Thirty-six of the train’s 142 cars jumped the tracks along the Missouri River riverbank at Route 185 and Highway 100, said Mark Davis, a Union Pacific spokesman in Omaha, Neb. Union Pacific owns the tracks.
Davis said the cause of the derailment is under investigation.
Davis said the cars toppled onto both tracks. Crews and heavy equipment will be working to remove the wreckage. The mangled train cars are sandwiched together, “accordian-style,” he said.
“Crews will be working through the night,” Davis said.
Marc Magliari, a spokesman for Amtrak, said Amtrak trains on the Missouri River Runner route can’t use the tracks because cleanup from the derailment should take all day. Magliari said Amtrak has chartered buses to take Amtrak passengers where they need to go. Amtrak runs two eastbound and two westbound trains a day on those tracks.
Amtrak passengers should expect delays because buses don’t run as quickly as the trains, Magliari said.
The Union Pacific train was heading east when it derailed 10 miles west of Washington. None of the cars fell into the river, Davis said.

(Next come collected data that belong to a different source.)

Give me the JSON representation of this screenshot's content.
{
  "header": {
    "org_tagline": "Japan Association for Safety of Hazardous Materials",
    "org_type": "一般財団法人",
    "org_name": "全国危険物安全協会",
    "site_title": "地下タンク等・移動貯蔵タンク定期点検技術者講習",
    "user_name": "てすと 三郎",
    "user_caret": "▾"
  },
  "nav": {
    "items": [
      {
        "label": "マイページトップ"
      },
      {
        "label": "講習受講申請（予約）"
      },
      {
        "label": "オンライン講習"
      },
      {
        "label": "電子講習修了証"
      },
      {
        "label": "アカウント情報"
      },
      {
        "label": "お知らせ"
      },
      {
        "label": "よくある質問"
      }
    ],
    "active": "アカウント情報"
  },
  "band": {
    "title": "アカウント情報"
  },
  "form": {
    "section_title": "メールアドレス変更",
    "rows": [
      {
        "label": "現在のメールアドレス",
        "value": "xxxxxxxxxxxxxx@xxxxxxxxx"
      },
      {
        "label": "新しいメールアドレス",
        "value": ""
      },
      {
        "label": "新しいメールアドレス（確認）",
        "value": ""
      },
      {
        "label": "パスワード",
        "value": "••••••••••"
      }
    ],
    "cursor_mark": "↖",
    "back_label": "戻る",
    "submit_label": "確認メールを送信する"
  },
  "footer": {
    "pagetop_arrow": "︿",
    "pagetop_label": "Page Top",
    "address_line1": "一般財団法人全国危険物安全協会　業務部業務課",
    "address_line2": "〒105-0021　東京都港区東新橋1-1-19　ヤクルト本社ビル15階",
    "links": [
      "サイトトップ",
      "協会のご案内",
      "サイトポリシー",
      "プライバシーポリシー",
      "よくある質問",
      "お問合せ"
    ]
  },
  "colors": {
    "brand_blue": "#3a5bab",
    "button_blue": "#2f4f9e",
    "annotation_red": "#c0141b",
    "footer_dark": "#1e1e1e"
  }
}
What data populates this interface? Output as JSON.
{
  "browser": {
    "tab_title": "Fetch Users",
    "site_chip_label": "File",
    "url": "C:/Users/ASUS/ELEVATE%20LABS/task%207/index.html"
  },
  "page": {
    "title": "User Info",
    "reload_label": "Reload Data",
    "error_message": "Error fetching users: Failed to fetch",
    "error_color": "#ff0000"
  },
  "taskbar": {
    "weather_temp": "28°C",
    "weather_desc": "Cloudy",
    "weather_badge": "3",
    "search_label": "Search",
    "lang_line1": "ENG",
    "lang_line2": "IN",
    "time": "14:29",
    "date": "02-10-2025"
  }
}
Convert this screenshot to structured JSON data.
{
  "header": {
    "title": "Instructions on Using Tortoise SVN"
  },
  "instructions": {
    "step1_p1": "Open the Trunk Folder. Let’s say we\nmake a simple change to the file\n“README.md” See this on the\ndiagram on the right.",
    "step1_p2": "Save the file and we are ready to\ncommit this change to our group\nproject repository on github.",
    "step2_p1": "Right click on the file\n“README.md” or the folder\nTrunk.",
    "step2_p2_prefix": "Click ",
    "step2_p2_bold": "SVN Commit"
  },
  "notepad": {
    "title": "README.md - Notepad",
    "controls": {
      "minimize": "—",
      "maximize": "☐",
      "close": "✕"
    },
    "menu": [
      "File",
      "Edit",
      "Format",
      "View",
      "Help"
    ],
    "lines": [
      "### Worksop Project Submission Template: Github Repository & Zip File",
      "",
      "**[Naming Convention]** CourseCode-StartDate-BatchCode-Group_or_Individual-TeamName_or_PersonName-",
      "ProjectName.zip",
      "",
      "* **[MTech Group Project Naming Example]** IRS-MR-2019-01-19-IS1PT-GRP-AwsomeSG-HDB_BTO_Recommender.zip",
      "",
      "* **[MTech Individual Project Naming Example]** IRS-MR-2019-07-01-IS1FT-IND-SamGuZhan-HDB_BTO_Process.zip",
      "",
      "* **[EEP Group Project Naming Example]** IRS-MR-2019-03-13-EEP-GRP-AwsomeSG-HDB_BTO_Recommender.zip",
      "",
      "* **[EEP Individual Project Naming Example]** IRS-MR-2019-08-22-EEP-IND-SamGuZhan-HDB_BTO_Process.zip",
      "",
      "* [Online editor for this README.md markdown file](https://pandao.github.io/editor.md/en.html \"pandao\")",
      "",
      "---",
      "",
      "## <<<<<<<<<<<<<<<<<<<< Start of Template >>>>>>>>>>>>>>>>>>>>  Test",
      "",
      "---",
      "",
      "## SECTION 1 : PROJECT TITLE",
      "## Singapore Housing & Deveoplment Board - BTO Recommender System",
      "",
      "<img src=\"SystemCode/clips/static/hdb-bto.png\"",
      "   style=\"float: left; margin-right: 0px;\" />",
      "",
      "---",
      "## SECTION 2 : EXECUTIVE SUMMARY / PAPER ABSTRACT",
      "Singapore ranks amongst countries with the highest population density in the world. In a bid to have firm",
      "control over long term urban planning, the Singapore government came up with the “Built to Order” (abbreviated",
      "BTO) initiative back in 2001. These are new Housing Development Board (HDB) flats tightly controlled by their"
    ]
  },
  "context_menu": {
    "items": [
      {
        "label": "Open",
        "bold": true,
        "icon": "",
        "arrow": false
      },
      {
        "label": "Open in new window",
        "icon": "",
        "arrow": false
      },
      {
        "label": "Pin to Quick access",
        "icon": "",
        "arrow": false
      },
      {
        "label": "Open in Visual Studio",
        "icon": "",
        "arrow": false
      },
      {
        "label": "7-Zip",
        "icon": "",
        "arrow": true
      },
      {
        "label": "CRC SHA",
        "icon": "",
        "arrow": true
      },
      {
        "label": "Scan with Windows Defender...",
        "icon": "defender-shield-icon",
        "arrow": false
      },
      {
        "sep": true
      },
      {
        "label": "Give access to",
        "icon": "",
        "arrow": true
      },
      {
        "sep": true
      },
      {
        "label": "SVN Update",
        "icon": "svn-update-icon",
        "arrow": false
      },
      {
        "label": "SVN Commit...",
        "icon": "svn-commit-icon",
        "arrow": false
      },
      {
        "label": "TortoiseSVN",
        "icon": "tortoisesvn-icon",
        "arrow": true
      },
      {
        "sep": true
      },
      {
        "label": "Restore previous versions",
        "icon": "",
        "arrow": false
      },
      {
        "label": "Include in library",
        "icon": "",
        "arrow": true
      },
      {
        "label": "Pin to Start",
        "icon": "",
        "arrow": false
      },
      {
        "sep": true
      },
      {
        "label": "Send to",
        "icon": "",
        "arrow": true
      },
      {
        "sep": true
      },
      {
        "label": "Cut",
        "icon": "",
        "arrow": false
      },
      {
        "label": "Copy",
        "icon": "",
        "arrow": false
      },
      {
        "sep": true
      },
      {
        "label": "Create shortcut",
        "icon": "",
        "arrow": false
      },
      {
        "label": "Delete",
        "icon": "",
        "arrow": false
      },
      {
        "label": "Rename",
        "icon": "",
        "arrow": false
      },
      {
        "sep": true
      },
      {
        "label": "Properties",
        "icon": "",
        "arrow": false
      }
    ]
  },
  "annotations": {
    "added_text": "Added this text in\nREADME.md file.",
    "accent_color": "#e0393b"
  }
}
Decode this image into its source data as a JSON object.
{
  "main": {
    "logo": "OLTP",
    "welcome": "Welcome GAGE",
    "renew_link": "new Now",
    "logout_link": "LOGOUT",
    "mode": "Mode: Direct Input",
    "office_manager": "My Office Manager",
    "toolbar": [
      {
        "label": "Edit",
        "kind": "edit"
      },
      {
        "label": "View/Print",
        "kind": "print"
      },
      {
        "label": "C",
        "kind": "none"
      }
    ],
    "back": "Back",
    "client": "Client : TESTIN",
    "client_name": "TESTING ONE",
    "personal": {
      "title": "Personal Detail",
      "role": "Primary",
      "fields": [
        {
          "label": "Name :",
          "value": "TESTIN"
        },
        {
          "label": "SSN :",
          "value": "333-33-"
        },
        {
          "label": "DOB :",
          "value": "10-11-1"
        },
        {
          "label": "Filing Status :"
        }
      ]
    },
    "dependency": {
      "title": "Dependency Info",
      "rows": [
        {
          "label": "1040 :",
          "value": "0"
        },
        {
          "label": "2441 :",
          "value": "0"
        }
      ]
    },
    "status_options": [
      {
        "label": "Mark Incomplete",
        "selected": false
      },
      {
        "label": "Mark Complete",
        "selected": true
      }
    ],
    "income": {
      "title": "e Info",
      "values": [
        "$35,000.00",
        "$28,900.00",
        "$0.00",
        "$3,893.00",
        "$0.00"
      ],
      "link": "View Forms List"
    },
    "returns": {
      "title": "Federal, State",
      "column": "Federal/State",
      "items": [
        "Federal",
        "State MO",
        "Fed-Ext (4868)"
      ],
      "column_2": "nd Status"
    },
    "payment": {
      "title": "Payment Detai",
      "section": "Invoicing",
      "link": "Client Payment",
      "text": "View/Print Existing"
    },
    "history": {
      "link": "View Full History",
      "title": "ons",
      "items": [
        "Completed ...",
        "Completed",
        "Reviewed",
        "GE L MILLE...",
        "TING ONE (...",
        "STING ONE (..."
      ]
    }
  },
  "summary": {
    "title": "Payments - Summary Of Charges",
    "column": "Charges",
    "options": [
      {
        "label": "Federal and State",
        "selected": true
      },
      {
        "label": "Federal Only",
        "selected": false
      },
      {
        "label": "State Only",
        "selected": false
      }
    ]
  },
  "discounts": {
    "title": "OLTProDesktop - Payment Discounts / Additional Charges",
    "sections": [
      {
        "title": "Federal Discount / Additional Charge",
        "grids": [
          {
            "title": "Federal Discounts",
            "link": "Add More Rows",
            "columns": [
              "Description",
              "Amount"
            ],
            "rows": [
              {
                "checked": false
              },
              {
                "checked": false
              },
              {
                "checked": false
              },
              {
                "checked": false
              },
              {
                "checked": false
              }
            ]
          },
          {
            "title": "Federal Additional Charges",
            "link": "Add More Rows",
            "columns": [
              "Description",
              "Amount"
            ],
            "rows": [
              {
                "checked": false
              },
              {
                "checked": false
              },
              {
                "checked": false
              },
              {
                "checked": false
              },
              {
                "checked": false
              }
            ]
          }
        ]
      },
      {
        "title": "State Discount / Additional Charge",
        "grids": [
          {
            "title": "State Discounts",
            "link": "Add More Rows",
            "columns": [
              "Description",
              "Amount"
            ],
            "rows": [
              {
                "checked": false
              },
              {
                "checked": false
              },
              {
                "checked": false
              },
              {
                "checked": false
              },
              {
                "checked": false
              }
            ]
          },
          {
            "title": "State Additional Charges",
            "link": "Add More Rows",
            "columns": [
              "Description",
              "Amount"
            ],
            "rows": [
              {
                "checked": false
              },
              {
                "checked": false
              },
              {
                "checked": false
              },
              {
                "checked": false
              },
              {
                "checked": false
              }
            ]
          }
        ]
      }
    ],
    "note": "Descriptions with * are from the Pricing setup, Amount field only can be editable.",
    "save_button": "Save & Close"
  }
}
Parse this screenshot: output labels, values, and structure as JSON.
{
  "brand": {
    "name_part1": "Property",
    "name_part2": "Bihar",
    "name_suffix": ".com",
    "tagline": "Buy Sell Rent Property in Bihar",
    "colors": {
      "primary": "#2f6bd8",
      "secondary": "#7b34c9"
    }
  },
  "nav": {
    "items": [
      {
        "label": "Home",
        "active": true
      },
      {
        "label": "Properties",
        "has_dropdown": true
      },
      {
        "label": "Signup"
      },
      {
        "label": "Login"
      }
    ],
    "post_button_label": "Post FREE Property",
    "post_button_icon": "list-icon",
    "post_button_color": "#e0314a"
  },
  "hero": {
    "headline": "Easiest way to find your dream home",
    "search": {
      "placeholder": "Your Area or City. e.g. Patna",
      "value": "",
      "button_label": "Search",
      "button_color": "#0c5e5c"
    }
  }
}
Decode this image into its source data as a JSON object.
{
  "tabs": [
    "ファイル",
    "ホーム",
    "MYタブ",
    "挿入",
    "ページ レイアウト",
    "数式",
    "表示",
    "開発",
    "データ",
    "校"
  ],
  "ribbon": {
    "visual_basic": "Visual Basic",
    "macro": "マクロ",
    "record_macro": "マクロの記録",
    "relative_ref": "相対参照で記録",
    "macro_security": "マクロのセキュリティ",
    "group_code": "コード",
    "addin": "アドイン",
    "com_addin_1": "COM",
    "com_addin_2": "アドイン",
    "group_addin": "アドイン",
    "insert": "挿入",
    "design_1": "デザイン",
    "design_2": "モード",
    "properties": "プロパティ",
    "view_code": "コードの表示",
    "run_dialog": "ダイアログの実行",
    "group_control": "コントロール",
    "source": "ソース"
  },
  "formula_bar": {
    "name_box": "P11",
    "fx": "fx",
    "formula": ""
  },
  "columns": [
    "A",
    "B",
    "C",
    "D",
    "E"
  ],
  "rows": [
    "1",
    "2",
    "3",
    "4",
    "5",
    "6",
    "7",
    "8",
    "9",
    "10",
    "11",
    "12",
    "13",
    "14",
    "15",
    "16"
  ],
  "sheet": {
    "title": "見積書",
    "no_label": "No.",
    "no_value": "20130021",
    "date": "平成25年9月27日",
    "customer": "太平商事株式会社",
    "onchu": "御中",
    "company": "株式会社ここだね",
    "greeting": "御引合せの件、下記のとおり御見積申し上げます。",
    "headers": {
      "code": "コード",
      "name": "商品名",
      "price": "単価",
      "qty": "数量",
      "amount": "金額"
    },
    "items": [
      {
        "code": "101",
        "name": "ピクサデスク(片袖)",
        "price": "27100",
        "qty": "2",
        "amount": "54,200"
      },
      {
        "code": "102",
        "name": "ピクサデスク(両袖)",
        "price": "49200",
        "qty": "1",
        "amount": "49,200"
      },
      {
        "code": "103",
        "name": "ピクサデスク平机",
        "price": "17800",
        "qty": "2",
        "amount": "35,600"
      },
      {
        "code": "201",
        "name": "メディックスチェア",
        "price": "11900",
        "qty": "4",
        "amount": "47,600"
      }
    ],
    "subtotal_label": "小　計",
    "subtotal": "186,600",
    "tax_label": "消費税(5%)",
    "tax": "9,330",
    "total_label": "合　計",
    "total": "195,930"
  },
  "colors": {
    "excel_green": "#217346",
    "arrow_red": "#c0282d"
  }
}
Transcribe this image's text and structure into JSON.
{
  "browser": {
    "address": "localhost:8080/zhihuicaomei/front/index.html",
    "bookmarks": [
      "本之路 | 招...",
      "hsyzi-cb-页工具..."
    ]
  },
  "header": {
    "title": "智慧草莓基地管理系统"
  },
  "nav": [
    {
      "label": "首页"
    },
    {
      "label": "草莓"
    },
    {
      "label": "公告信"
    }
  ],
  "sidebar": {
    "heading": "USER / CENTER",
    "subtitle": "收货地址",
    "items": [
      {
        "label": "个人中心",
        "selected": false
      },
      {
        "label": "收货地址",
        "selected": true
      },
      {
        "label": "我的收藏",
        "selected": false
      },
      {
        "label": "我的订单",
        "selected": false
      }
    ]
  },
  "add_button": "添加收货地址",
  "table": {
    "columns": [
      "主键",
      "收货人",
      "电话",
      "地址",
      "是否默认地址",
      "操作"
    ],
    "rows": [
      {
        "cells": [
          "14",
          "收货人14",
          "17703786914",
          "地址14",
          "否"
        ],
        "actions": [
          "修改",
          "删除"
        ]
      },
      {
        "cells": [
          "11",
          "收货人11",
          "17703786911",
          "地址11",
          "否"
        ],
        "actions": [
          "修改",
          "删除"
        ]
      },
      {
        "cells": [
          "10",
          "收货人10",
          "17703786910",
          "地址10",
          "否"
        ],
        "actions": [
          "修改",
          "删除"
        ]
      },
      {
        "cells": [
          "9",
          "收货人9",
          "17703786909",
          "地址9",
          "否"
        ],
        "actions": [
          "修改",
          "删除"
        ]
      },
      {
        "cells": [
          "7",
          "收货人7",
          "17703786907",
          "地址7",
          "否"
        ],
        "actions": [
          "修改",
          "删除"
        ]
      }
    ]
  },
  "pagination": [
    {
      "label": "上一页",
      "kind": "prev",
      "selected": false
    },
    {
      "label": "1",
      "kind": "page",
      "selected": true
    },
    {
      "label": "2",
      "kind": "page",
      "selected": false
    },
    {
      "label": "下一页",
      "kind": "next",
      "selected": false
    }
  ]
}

The train was heading to Cora, Ill., about 70 miles south of St. Louis, where the coal was to be put on barges.
Bill Halmich, chief of the Washington Fire Department, said the first call came in at 6:05 a.m. Because the tracks are in a heavily wooded area along the riverbank, fire crews tried to get to the scene two ways: one crew went up river in a boat, the other rushed to the scene in a pumper truck along a gravel road.
The fire department crews were armed with gas monitors and dressed in protective clothing in case there was a leak or explosion. The crews who traveled by land got there first. They found the engineer, who was uninjured, and walked west for nearly a mile to where the cars were derailed.
“They checked flammability, oxygen content, looked for any strange color clouds,” Halmich said.
The crews in the river made sure there wasn’t any chemical leaking. There wasn’t.
Because the area isn’t easy to get to, Halmich said Union Pacific’s task of clearing the wreckage could be more difficult.
“The topograhy is going to be a challenge with bluffs on one side and the river and the woods on the other side,” Halmich said. “But the railroad is going to go at this cleanup with a vengeance and will get it done in short order.”
Davis, the Union Pacific spokesman, said the area of track where the derailment happened was inspected Monday, and nothing was amiss. That was a “visual inspection,” where an inspector rides the rails in a pickup looking for anything unusual.
The track’s last electronic inspection (similar to an X-ray) was on March 30, and no defects were found, Davis said. And a Feb. 23 inspection found the tracks sitting properly, he said. “We try to do two electronic inspections a year on our main line,” Davis said.